À la fin de l’article 35 bis, à la deuxième (deux fois) et à la troisième phrase de l’alinéa 7 de l’article 44,

et les mots :

et à la seconde phrase de l’alinéa 2 de l’article 47 quinquies

La parole est à M. Jean-Claude Requier.

M. Jean-Claude Requier. Il s’agit d’un amendement de repli sur les deux minutes trente. Le principe de la réduction vient d’être voté pour la défense des amendements. En revanche, nous souhaiterions conserver cette durée pour les prises de parole sur article et les explications de vote finales.

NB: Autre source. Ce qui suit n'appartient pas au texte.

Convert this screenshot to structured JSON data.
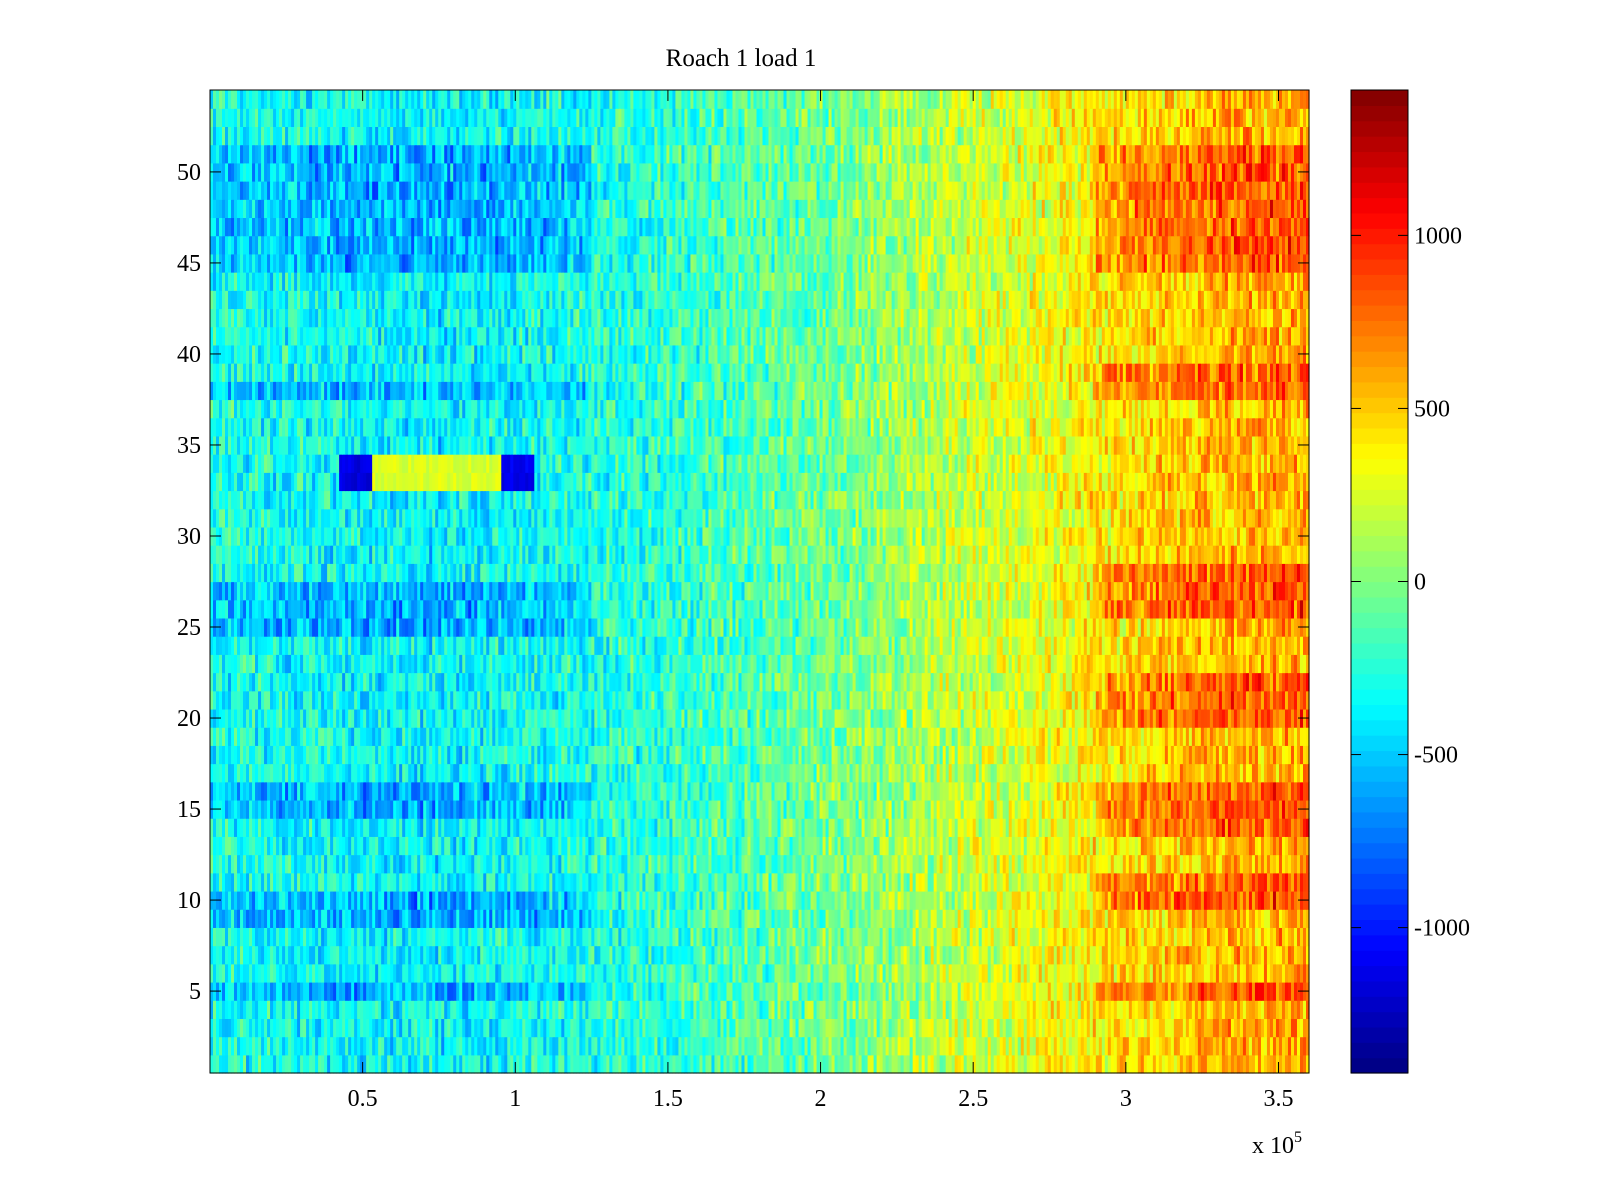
{
  "chart_data": {
    "type": "heatmap",
    "title": "Roach 1 load 1",
    "xlabel": "",
    "ylabel": "",
    "x_multiplier_label": {
      "base": "x 10",
      "exponent": "5"
    },
    "xlim": [
      0,
      360000
    ],
    "ylim": [
      0.5,
      54.5
    ],
    "x_ticks": [
      0.5,
      1,
      1.5,
      2,
      2.5,
      3,
      3.5
    ],
    "x_tick_labels": [
      "0.5",
      "1",
      "1.5",
      "2",
      "2.5",
      "3",
      "3.5"
    ],
    "y_ticks": [
      5,
      10,
      15,
      20,
      25,
      30,
      35,
      40,
      45,
      50
    ],
    "y_tick_labels": [
      "5",
      "10",
      "15",
      "20",
      "25",
      "30",
      "35",
      "40",
      "45",
      "50"
    ],
    "rows": 54,
    "colormap": "jet",
    "clim": [
      -1420,
      1420
    ],
    "colorbar_ticks": [
      -1000,
      -500,
      0,
      500,
      1000
    ],
    "colorbar_tick_labels": [
      "-1000",
      "-500",
      "0",
      "500",
      "1000"
    ],
    "trend_profile": {
      "x_e5": [
        0.0,
        0.5,
        0.75,
        1.0,
        1.5,
        2.0,
        2.5,
        3.0,
        3.3,
        3.6
      ],
      "mean_value": [
        -280,
        -360,
        -380,
        -330,
        -230,
        -60,
        200,
        420,
        560,
        600
      ]
    },
    "blue_rows_lower": [
      5,
      9,
      10,
      15,
      16,
      25,
      26,
      27
    ],
    "blue_rows_upper": [
      38,
      45,
      46,
      47,
      48,
      49,
      50,
      51
    ],
    "hot_rows": [
      5,
      10,
      11,
      14,
      15,
      16,
      20,
      21,
      22,
      26,
      27,
      28,
      38,
      39,
      45,
      46,
      47,
      48,
      49,
      50,
      51
    ],
    "anomalies": [
      {
        "rows": [
          33,
          34
        ],
        "x_start_e5": 0.42,
        "x_end_e5": 0.53,
        "value": -1150
      },
      {
        "rows": [
          33,
          34
        ],
        "x_start_e5": 0.53,
        "x_end_e5": 0.95,
        "value": 250
      },
      {
        "rows": [
          33,
          34
        ],
        "x_start_e5": 0.95,
        "x_end_e5": 1.06,
        "value": -1100
      }
    ]
  }
}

Mme la présidente. L’amendement n° 32, présenté par MM. Gontard et Benarroche, Mme Benbassa, MM. Dantec, Dossus, Fernique et Labbé, Mme de Marco, M. Parigi, Mme Poncet Monge, M. Salmon et Mme Taillé-Polian, est ainsi libellé :

Supprimer les mots :

À la fin de l’article 35 bis,

et les mots :

, à la deuxième, à la troisième et à la fin de la dernière phrase de l’alinéa 5 de l’article 46 bis

La parole est à M. Guillaume Gontard.

M. Guillaume Gontard. C’est aussi un amendement de repli, qui vise à s’opposer à la diminution du temps de parole de deux minutes trente à deux minutes.

Je reviens un instant sur les débats que nous avons eus tout à l’heure. En fait, je n’arrive pas à saisir la raison de cette diminution. À quoi cela va-t-il nous servir ? Peut-être gagner du temps… On a bien vu aujourd’hui que tout le monde ne prend pas ses deux minutes trente, mais on en a parfois besoin pour expliquer un propos.

Je n’ai jamais constaté d’abus en séance. Bien au contraire, je pense que nous sommes tous raisonnables et responsables dans notre utilisation du temps de parole. On est quand même au Parlement pour discuter la loi, et diminuer ce temps du débat revient, à mon sens, à se tirer une balle dans le pied. Je ne comprends pas que nous-mêmes faisions cela. Nous avons plutôt intérêt à conserver ce temps d’expression et de discussion. S’il y a un engorgement sur un texte, ce n’est pas de notre faute ; il revient au Gouvernement de s’organiser.

J’ai, bien sûr, voté les précédents amendements de suppression, mais, avec cet amendement de repli, nous proposons de conserver au moins ces deux minutes trente pour la défense des amendements. Je donne ici la preuve que l’on n’est pas obligé de les utiliser, mais la nécessité peut se faire sentir dans certains cas.

Mme la présidente. Quel est l’avis de la commission ?

M. François-Noël Buffet, rapporteur. Souci de conciliation de nos deux collègues, qui poursuivent grosso modo le même objectif, mais avec des moyens inverses. En effet, l’amendement n° 3 rectifié tend à limiter la réduction du temps de parole à deux minutes pour la présentation des amendements, alors que l’amendement n° 32 fait totalement l’inverse.

La commission a souhaité rester sur la proposition faite par le président du Sénat. Avis défavorable sur les deux amendements.